# Carbon Monoxide Detector Beeping



## ckmagnum (May 10, 2013)

I recently went outside and heard my CO detector screaming at me. I hit the mute or test button and it shut off, but only for a minute or so. I opened the windows and ran the fan for quite some time, but still the beeping would start again. I took it apart and it is hard wired with no battery. Is this a common problem?


----------



## joeymac (Aug 19, 2010)

ckmagnum said:


> I recently went outside and heard my CO detector screaming at me. I hit the mute or test button and it shut off, but only for a minute or so. I opened the windows and ran the fan for quite some time, but still the beeping would start again. I took it apart and it is hard wired with no battery. Is this a common problem?


Are you sure it isn't the camper's propane detector ? Our camper has a propane alarm and a carbon monoxide alarm. Two separate devices. 
The CO detector is battery operated, while the propane alarm is operated off of the TT's battery. Our propane alarm will start to go off if the TT's battery is low. If memory serves me, both alarms have a finite life. I think about 5-7 years, after that they need to be replaced.

Propane Detector

CO Alarm


----------



## Tourdfox (Oct 4, 2012)

joeymac said:


> I recently went outside and heard my CO detector screaming at me. I hit the mute or test button and it shut off, but only for a minute or so. I opened the windows and ran the fan for quite some time, but still the beeping would start again. I took it apart and it is hard wired with no battery. Is this a common problem?


Are you sure it isn't the camper's propane detector ? Our camper has a propane alarm and a carbon monoxide alarm. Two separate devices. 
The CO detector is battery operated, while the propane alarm is operated off of the TT's battery. Our propane alarm will start to go off if the TT's battery is low. If memory serves me, both alarms have a finite life. I think about 5-7 years, after that they need to be replaced.

Propane Detector

CO Alarm
[/quote]

I'll second the low battery senario.


----------



## egregg57 (Feb 13, 2006)

Tourdfox said:


> I recently went outside and heard my CO detector screaming at me.

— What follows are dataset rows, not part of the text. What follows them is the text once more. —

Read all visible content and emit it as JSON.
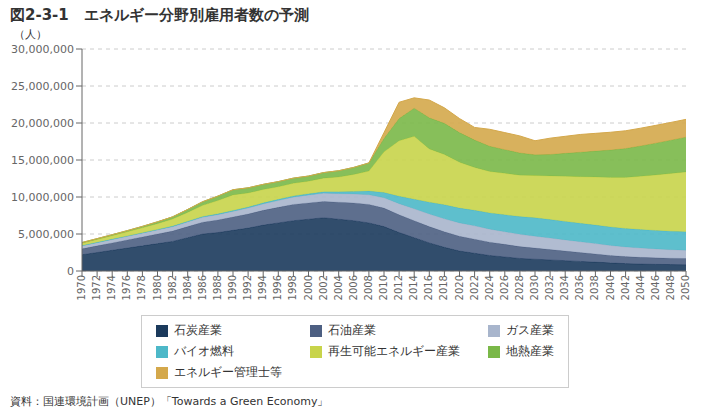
{
  "chart_data": {
    "type": "area",
    "title": "図2-3-1　エネルギー分野別雇用者数の予測",
    "ylabel": "（人）",
    "annotations": [
      "資料：国連環境計画（UNEP）「Towards a Green Economy」"
    ],
    "stacked": true,
    "grid": true,
    "legend": "bottom",
    "x": [
      1970,
      1972,
      1974,
      1976,
      1978,
      1980,
      1982,
      1984,
      1986,
      1988,
      1990,
      1992,
      1994,
      1996,
      1998,
      2000,
      2002,
      2004,
      2006,
      2008,
      2010,
      2012,
      2014,
      2016,
      2018,
      2020,
      2022,
      2024,
      2026,
      2028,
      2030,
      2032,
      2034,
      2036,
      2038,
      2040,
      2042,
      2044,
      2046,
      2048,
      2050
    ],
    "xlim": [
      1970,
      2050
    ],
    "xticks": [
      1970,
      1972,
      1974,
      1976,
      1978,
      1980,
      1982,
      1984,
      1986,
      1988,
      1990,
      1992,
      1994,
      1996,
      1998,
      2000,
      2002,
      2004,
      2006,
      2008,
      2010,
      2012,
      2014,
      2016,
      2018,
      2020,
      2022,
      2024,
      2026,
      2028,
      2030,
      2032,
      2034,
      2036,
      2038,
      2040,
      2042,
      2044,
      2046,
      2048,
      2050
    ],
    "ylim": [
      0,
      30000000
    ],
    "yticks": [
      0,
      {
        "value": 5000000,
        "label": "5,000,000"
      },
      {
        "value": 10000000,
        "label": "10,000,000"
      },
      {
        "value": 15000000,
        "label": "15,000,000"
      },
      {
        "value": 20000000,
        "label": "20,000,000"
      },
      {
        "value": 25000000,
        "label": "25,000,000"
      },
      {
        "value": 30000000,
        "label": "30,000,000"
      }
    ],
    "series": [
      {
        "name": "石炭産業",
        "color": "#1b3a5c",
        "values": [
          2200000,
          2500000,
          2800000,
          3100000,
          3400000,
          3700000,
          4000000,
          4500000,
          5000000,
          5200000,
          5500000,
          5800000,
          6200000,
          6500000,
          6800000,
          7000000,
          7200000,
          7000000,
          6800000,
          6500000,
          6000000,
          5200000,
          4500000,
          3800000,
          3200000,
          2700000,
          2400000,
          2100000,
          1900000,
          1700000,
          1600000,
          1500000,
          1400000,
          1300000,
          1200000,
          1100000,
          1000000,
          950000,
          900000,
          870000,
          850000
        ]
      },
      {
        "name": "石油産業",
        "color": "#4d5f82",
        "values": [
          800000,
          900000,
          1000000,
          1100000,
          1200000,
          1300000,
          1400000,
          1500000,
          1600000,
          1700000,
          1800000,
          1900000,
          2000000,
          2100000,
          2200000,
          2200000,
          2200000,
          2300000,
          2400000,
          2500000,
          2500000,
          2400000,
          2300000,
          2200000,
          2100000,
          2000000,
          1900000,
          1800000,
          1700000,
          1600000,
          1500000,
          1400000,
          1300000,
          1200000,
          1100000,
          1000000,
          950000,
          900000,
          880000,
          860000,
          840000
        ]
      },
      {
        "name": "ガス産業",
        "color": "#a8b5cc",
        "values": [
          400000,
          420000,
          450000,
          480000,
          510000,
          540000,
          580000,
          620000,
          660000,
          700000,
          750000,
          800000,
          860000,
          920000,
          980000,
          1050000,
          1100000,
          1150000,
          1200000,
          1300000,
          1400000,
          1500000,
          1600000,
          1700000,
          1750000,
          1800000,
          1800000,
          1750000,
          1700000,
          1650000,
          1600000,
          1550000,
          1500000,
          1450000,
          1400000,
          1350000,
          1300000,
          1250000,
          1200000,
          1150000,
          1100000
        ]
      },
      {
        "name": "バイオ燃料",
        "color": "#4db8c8",
        "values": [
          50000,
          55000,
          60000,
          65000,
          70000,
          80000,
          90000,
          100000,
          110000,
          120000,
          130000,
          140000,
          150000,
          160000,
          170000,
          180000,
          200000,
          250000,
          350000,
          500000,
          700000,
          1000000,
          1300000,
          1600000,
          1900000,
          2000000,
          2100000,
          2200000,
          2300000,
          2400000,
          2500000,
          2500000,
          2500000,
          2500000,
          2500000,
          2500000,
          2500000,
          2500000,
          2500000,
          2500000,
          2500000
        ]
      },
      {
        "name": "再生可能エネルギー産業",
        "color": "#c8d44a",
        "values": [
          300000,
          380000,
          460000,
          550000,
          650000,
          780000,
          950000,
          1200000,
          1500000,
          1800000,
          2100000,
          1900000,
          1800000,
          1700000,
          1700000,
          1700000,
          1850000,
          2000000,
          2300000,
          2700000,
          5500000,
          7500000,
          8500000,
          7200000,
          6800000,
          6200000,
          5800000,
          5600000,
          5600000,
          5600000,
          5700000,
          5900000,
          6100000,
          6300000,
          6500000,
          6700000,
          6900000,
          7200000,
          7500000,
          7800000,
          8100000
        ]
      },
      {
        "name": "地熱産業",
        "color": "#7ab848",
        "values": [
          100000,
          120000,
          140000,
          160000,
          200000,
          250000,
          300000,
          400000,
          500000,
          600000,
          700000,
          700000,
          700000,
          700000,
          700000,
          700000,
          750000,
          850000,
          950000,
          1100000,
          1800000,
          3000000,
          3800000,
          4200000,
          4200000,
          4000000,
          3700000,
          3400000,
          3200000,
          3000000,
          2800000,
          2900000,
          3100000,
          3300000,
          3500000,
          3700000,
          3900000,
          4100000,
          4300000,
          4500000,
          4700000
        ]
      },
      {
        "name": "エネルギー管理士等",
        "color": "#d4a84b",
        "values": [
          0,
          0,
          0,
          0,
          0,
          0,
          0,
          0,
          0,
          0,
          0,
          0,
          0,
          0,
          0,
          0,
          0,
          0,
          0,
          0,
          800000,
          2200000,
          1400000,
          2400000,
          2100000,
          1900000,
          1700000,
          2300000,
          2300000,
          2300000,
          1900000,
          2200000,
          2300000,
          2400000,
          2400000,
          2400000,
          2400000,
          2400000,
          2400000,
          2400000,
          2400000
        ]
      }
    ]
  }
}
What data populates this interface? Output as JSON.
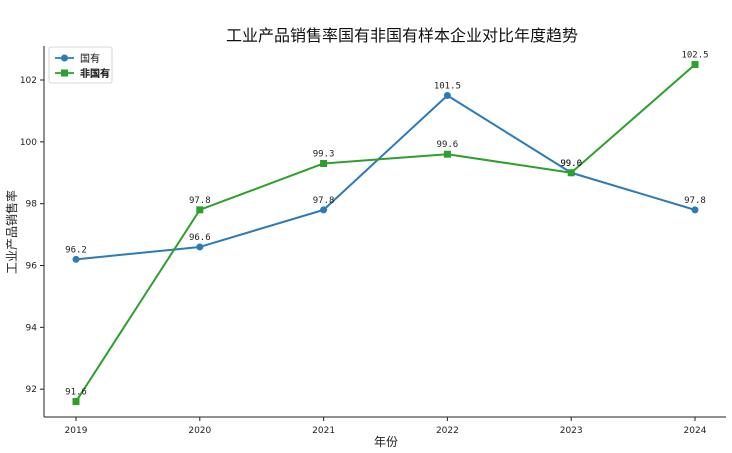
{
  "chart_data": {
    "type": "line",
    "title": "工业产品销售率国有非国有样本企业对比年度趋势",
    "xlabel": "年份",
    "ylabel": "工业产品销售率",
    "categories": [
      "2019",
      "2020",
      "2021",
      "2022",
      "2023",
      "2024"
    ],
    "ylim": [
      91.1,
      103.1
    ],
    "yticks": [
      92,
      94,
      96,
      98,
      100,
      102
    ],
    "grid": false,
    "legend_position": "top-left",
    "series": [
      {
        "name": "国有",
        "color": "#2b7bb9",
        "marker": "circle",
        "values": [
          96.2,
          96.6,
          97.8,
          101.5,
          99.0,
          97.8
        ],
        "labels": [
          "96.2",
          "96.6",
          "97.8",
          "101.5",
          "99.0",
          "97.8"
        ]
      },
      {
        "name": "非国有",
        "color": "#2ca02c",
        "marker": "square",
        "values": [
          91.6,
          97.8,
          99.3,
          99.6,
          99.0,
          102.5
        ],
        "labels": [
          "91.6",
          "97.8",
          "99.3",
          "99.6",
          "99.0",
          "102.5"
        ]
      }
    ]
  }
}
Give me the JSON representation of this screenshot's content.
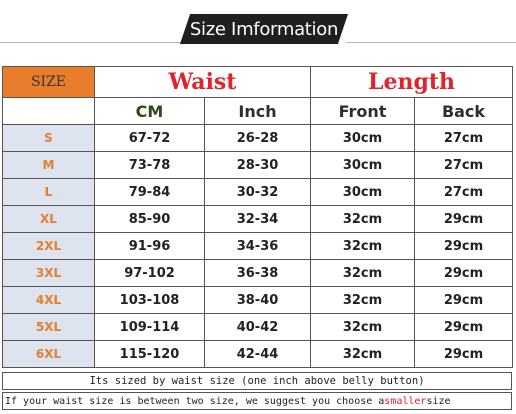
{
  "banner_title": "Size Imformation",
  "headers": {
    "size": "SIZE",
    "waist": "Waist",
    "length": "Length",
    "cm": "CM",
    "inch": "Inch",
    "front": "Front",
    "back": "Back"
  },
  "rows": [
    {
      "size": "S",
      "cm": "67-72",
      "inch": "26-28",
      "front": "30cm",
      "back": "27cm"
    },
    {
      "size": "M",
      "cm": "73-78",
      "inch": "28-30",
      "front": "30cm",
      "back": "27cm"
    },
    {
      "size": "L",
      "cm": "79-84",
      "inch": "30-32",
      "front": "30cm",
      "back": "27cm"
    },
    {
      "size": "XL",
      "cm": "85-90",
      "inch": "32-34",
      "front": "32cm",
      "back": "29cm"
    },
    {
      "size": "2XL",
      "cm": "91-96",
      "inch": "34-36",
      "front": "32cm",
      "back": "29cm"
    },
    {
      "size": "3XL",
      "cm": "97-102",
      "inch": "36-38",
      "front": "32cm",
      "back": "29cm"
    },
    {
      "size": "4XL",
      "cm": "103-108",
      "inch": "38-40",
      "front": "32cm",
      "back": "29cm"
    },
    {
      "size": "5XL",
      "cm": "109-114",
      "inch": "40-42",
      "front": "32cm",
      "back": "29cm"
    },
    {
      "size": "6XL",
      "cm": "115-120",
      "inch": "42-44",
      "front": "32cm",
      "back": "29cm"
    }
  ],
  "notes": {
    "line1": "Its sized by waist size (one inch above belly button)",
    "line2_before": "If your waist size is between two size, we suggest you choose a ",
    "line2_highlight": "smaller",
    "line2_after": " size"
  },
  "colors": {
    "accent_orange": "#e87d2b",
    "header_red": "#e0242b",
    "size_cell_bg": "#dde4ef"
  }
}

I hit the mute or test button and it shut off, but only for a minute or so. I opened the windows and ran the fan for quite some time, but still the beeping would start again. I took it apart and it is hard wired with no battery. Is this a common problem?


Are you sure it isn't the camper's propane detector ? Our camper has a propane alarm and a carbon monoxide alarm. Two separate devices. 
The CO detector is battery operated, while the propane alarm is operated off of the TT's battery. Our propane alarm will start to go off if the TT's battery is low. If memory serves me, both alarms have a finite life. I think about 5-7 years, after that they need to be replaced.

Propane Detector

CO Alarm
[/quote]

I'll second the low battery senario.
[/quote]

Check the manufacture date of the CO alarm. The detector is a particulate type sensor and after a number of years the sensors sensitivity level drops and can take next to nothing for it to alarm. You may simply need to change it out. The same thing occurs with gas detectors, after 5 years they become flakey and should be changed out.

In 2010 the CO detector in our 31RQS would randomly alarm and then got so bad we pulled the batteries. I replaced the unit and had no issues up until we sold the unit. The propane detector also went about a month earlier. same issue randon alarming. Manufacture date on both was 2004. My 31RQS was a 2005, I changed them in 2010.

Hope that helps!

Eric


----------



## Leedek (Nov 28, 2010)

I've had people tell me that they have replaced the DW every few years.







I have not found this to be a problem. Well ... only occasionally.







I still have the original and this year will be our 44th year together.


----------



## ckmagnum (May 10, 2013)

Thanks. Maybe it is the propane alarm. I don't think it is a battery thing though, since it is plugged in to the 50amp service I have at my house. Maybe it is just bad.


----------



## egregg57 (Feb 13, 2006)

ckmagnum said:


> Thanks. Maybe it is the propane alarm. I don't think it is a battery thing though, since it is plugged in to the 50amp service I have at my house. Maybe it is just bad.


 If it is rectangular, about 2 inches tall, by about 7 inches long, hardwired at just above the floor level it is a Propane Detector. If it is round,mounted on a wall, not a ceiling, and takes aa or aaa batteries, it is a CO detector, most likely.

Eric


----------